This is what’s described as an “endgame” approach. While many tobacco control strategies—such as taxation or gory imagery—aim to reduce consumption, policies like the UK’s are designed to eliminate it entirely. It’s a new approach, and no one knows whether it will work.
The Maldives was the first country to implement a generational smoking ban, in November last year. It’s too soon to say how that has panned out.
Nor do we know if these laws will even last. In 2022, New Zealand passed a similar generational sales ban as part of a broader anti-smoking law. But it was never enacted—the law was repealed by a new government in February 2024.
In the UK, both major parties support the ban. But Nigel Farage, whose right-wing party has seen a recent surge in support, has promised that “the generational smoking ban will not last long if Reform gets the chance to start rebuilding our mismanaged country.”
Chris Bostic, an attorney and former policy director for the advocacy group Action on Smoking and Health, says he and his colleagues began promoting the idea of a generational ban in the United States 11 years ago.

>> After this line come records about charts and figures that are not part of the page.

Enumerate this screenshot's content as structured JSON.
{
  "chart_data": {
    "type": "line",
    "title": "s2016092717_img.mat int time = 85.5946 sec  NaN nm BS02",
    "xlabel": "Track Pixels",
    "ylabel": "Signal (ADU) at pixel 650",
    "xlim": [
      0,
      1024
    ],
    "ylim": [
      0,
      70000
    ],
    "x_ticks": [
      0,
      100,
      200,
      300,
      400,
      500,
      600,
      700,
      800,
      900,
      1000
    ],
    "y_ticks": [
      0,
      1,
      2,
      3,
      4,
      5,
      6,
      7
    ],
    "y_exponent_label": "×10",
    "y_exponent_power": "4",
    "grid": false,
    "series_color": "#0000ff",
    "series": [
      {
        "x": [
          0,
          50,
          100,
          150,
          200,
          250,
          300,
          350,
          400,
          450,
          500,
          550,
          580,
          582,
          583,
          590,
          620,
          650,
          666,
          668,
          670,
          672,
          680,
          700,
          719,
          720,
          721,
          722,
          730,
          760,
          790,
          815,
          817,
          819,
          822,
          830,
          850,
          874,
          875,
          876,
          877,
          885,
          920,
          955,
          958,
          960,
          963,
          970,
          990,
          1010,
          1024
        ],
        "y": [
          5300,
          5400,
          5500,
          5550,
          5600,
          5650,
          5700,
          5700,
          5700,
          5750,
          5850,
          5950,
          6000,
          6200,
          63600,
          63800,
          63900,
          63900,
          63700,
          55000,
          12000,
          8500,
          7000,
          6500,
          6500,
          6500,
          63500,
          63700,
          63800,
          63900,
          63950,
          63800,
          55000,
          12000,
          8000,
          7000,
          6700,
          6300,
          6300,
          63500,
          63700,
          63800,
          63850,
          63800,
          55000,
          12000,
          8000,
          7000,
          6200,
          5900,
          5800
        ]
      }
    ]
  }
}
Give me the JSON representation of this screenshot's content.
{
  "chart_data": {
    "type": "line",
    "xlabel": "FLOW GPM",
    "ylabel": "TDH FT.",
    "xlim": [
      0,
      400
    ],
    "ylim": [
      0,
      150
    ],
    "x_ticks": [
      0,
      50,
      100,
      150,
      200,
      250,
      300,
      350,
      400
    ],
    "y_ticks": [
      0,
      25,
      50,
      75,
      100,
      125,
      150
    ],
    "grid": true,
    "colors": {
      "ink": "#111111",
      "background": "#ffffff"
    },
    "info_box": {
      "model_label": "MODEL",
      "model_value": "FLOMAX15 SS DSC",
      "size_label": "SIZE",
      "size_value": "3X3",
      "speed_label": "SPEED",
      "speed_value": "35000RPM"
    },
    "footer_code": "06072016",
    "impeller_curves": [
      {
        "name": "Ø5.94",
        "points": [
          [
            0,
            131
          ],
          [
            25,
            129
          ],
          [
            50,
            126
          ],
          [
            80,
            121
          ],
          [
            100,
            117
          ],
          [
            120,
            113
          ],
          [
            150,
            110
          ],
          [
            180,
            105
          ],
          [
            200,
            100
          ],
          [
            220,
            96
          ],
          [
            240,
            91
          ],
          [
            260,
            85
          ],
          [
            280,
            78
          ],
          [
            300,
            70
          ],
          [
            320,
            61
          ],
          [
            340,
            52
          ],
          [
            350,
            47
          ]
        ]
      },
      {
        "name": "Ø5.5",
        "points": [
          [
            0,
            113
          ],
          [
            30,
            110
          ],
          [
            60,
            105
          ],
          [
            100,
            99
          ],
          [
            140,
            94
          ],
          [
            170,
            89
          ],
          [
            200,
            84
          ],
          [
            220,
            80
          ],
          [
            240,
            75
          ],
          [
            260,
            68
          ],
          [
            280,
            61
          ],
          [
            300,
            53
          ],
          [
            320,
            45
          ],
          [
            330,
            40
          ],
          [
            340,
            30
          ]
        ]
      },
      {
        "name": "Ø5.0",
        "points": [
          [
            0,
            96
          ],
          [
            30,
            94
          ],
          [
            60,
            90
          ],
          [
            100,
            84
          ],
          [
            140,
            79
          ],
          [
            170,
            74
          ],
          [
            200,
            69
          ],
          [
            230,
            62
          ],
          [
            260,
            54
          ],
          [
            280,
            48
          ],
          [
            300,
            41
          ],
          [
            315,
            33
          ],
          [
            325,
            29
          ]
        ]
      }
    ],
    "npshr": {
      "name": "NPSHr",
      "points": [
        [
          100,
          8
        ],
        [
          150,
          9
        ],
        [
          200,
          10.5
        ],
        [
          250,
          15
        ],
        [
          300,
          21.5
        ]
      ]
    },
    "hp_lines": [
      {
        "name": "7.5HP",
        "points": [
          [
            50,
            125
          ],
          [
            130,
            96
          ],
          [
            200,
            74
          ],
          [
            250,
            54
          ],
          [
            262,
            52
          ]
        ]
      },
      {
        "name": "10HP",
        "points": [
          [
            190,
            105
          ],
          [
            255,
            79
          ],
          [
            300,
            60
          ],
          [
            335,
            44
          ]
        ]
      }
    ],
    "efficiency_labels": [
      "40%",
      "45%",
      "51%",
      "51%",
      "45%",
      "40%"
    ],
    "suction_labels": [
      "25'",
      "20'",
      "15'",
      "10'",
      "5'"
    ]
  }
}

Back then, they struggled to win support, even from major health charities. “People said we were crazy … [and] that this was impossible,” he says. Opponents argued that bans would infringe on personal freedoms.
“The public health argument is: Well, what about freedom from addiction?” says Britta Matthes, a tobacco control researcher at the University of Bath in the UK. Most people who smoke began when they were teenagers, want to quit, and wish they’d never started. Tobacco is arguably the most harmful consumer product of all time. It will kill half its users who don’t quit, according to the World Health Organization.
It also kills people who don’t smoke. Of the 7 million who die from tobacco every year, 1.6 million are nonsmokers who were exposed to secondhand smoke, according to the WHO.